All of these negative results make you wonder if a major reason COVID-19 death rates are dropping may not be because testing has been expanded or more is being done to combat the disease, “but because doctors are doing less. for patients who suffer from it “. “One year after the pandemic, we may now know more about what not to do. Perhaps fewer people die because doctors are forced to be introspective and careful ”, he considered.

For him, looking back, physicians should have made it easier to enroll patients in trials in order to learn more quickly about the impact of their actions. “While US academic physicians have published thousands of articles related to COVID-19, their contributions to randomized clinical trials, the gold standard of clinical evidence, have been limited,” he said.
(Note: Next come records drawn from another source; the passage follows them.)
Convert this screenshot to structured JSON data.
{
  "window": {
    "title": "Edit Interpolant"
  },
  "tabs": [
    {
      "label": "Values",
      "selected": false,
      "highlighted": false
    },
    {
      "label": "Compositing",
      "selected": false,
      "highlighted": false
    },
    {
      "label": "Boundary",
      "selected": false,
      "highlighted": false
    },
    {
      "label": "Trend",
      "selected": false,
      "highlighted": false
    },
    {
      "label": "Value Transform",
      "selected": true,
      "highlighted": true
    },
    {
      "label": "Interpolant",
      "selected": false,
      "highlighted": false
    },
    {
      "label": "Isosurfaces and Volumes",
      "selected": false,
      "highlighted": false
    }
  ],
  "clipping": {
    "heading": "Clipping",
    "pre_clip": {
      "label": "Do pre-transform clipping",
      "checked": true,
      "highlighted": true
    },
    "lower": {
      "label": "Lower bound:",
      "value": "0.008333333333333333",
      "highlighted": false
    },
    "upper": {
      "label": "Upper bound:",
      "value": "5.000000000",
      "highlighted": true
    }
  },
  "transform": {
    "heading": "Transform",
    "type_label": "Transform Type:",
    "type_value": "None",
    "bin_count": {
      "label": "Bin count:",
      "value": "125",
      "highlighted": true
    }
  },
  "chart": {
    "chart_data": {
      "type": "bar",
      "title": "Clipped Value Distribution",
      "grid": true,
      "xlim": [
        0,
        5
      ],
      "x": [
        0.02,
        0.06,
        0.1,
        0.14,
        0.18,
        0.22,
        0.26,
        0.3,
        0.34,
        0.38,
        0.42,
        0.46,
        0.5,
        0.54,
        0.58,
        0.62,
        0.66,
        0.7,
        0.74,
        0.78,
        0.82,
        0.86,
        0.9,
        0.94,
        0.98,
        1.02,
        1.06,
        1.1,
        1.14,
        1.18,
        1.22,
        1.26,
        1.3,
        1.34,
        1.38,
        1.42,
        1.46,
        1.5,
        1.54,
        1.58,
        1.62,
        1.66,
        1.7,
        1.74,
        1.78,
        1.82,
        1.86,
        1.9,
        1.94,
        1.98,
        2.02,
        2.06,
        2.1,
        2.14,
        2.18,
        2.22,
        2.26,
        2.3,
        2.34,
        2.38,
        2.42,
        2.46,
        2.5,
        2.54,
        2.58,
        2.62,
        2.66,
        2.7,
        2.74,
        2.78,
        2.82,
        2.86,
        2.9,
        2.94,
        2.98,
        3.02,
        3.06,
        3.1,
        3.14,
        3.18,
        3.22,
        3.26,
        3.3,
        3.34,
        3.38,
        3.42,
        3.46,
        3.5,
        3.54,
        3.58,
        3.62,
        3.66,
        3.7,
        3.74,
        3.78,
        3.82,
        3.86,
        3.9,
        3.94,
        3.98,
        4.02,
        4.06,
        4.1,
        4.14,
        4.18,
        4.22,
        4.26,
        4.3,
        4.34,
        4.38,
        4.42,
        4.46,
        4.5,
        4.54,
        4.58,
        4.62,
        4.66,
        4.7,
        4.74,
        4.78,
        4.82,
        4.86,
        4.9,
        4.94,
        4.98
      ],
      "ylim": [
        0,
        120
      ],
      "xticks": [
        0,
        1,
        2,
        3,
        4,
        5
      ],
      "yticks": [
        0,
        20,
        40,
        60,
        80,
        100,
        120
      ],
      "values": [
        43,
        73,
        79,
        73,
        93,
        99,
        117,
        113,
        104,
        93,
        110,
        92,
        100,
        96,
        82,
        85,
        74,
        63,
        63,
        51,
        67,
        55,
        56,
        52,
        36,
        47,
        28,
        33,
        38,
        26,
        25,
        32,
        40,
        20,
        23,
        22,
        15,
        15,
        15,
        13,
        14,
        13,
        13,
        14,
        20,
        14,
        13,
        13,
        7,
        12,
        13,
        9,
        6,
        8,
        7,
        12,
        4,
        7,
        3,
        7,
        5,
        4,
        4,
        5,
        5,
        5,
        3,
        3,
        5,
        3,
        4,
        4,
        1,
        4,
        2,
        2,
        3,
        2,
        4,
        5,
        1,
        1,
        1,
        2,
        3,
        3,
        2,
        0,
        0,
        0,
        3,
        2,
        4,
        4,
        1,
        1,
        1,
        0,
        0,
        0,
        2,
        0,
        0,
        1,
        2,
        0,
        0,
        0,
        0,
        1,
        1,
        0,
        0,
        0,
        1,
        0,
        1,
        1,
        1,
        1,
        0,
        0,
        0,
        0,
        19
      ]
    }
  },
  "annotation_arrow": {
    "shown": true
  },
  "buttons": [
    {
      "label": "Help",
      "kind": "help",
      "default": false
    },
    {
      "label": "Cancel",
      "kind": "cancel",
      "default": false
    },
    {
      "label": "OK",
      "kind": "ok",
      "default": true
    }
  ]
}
The UK has done a much better job enrolling patients in trials even though it is also being hit hard by the pandemic. “

AND, Although he acknowledged that “little” progress was made in the search for a cure for the disease, he stressed that “exceptional progress was made in the search for ways to prevent the spread of the infection– From public health measures like wearing masks and physical distancing to the development of two incredibly effective vaccines now approved for use, and likely more to come, the ability to prevent this infection is sure to be the way you get out of it. this pandemic ”.

And he concluded: “I wish I had the audacity to take credit for cases that were not the fate of Mrs. Smith, but the truth is that when it comes to COVID-19, prevention has triumphed over our failed search for a cure. The need to control the spread of the virus has become even more crucial as we try to build a bridge to widespread vaccination”.